Ce membre de l'association Space (association des espaces de loisirs indoor) co-organisait, ce mardi, une manifestation avec près de 600 salariés des salles de loisirs indoor attendus, venus de toute l'Ile-de-France et au-delà, sur les 2 000 entreprises françaises de ce type. Ce rassemblement a été finalement interdit lundi soir par la préfecture de police de Paris.

Une fréquentation en baisse de moitié depuis le déconfinement

Si ses clients sont revenus au parc « jusqu'à mercredi dernier », il enregistre tout de même une baisse de fréquentation d'environ 50 % sur chacun des quatre derniers mois. « La jauge d'une cinquantaine de familles n'a jamais été atteinte, même les jours pluvieux de l'été et les vacances de la Toussaint où nous avons reçu le plus de monde », indique-t-il.

Sachant que la haute saison pour les loisirs d'intérieur s'étale d'octobre à février, soit pile durant ce nouveau reconfinement, Yoan Müller se désole : « On sera à nouveau à 0 % de chiffre d'affaires et 90 % des charges fixes à couvrir (loyers, taxe foncière, charges courantes hors salaires). Nous sommes menacés d'extinction, on sent la fin proche et on ne l'accepte pas ! ».

S'il affirme « pouvoir tenir encore quelques mois », c'est qu'il n'a pas encore consommé son prêt garanti par l'Etat - qu'il devra tôt ou tard rembourser - et a bénéficié « d'un geste de son bailleur pour les loyers ». Il demande aussi l'annulation de ses charges sociales. « L'annulation des cotisations sociales patronales et un crédit de 20 % pour les cotisations sociales salariales ont été actés pour le premier confinement mais pour le nouveau confinement rien n'est décidé », précise-t-il.

Quid de la réouverture ?

Pour lui, pas d'alternative possible pour faire entrer des recettes : « Notre saisonnalité est inverse de celle des loisirs extérieurs qui ont pu bénéficier d'une affluence accrue cet été. Nos emplacements sont fixes et non modulables. On ne fait pas de vente à emporter et on ne fonctionne pas avec des abonnements qui assurent un niveau régulier de recettes, à la différence des établissements de sports et de fitness ».

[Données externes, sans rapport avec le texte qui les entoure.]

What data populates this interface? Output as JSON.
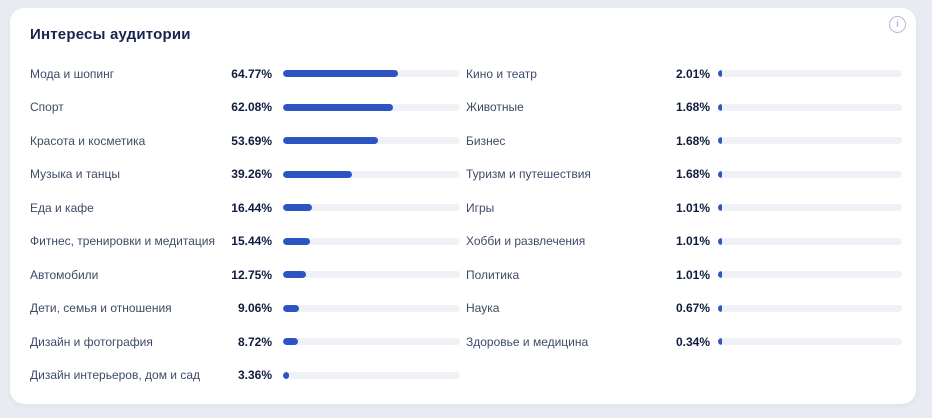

Il anticipe aussi la reprise. Ces derniers mois, il avait dû mettre un protocole sanitaire complexe, à la fois pour son espace restauration et pour son terrain de jeux, avec limitation de la capacité d'accueil, du gel à disposition et les parents masqués à table. « Le conseil scientifique recommande désormais aux enfants de 6 ans de porter le masque, ce sera compliqué pour la réouverture… », redoute-t-il.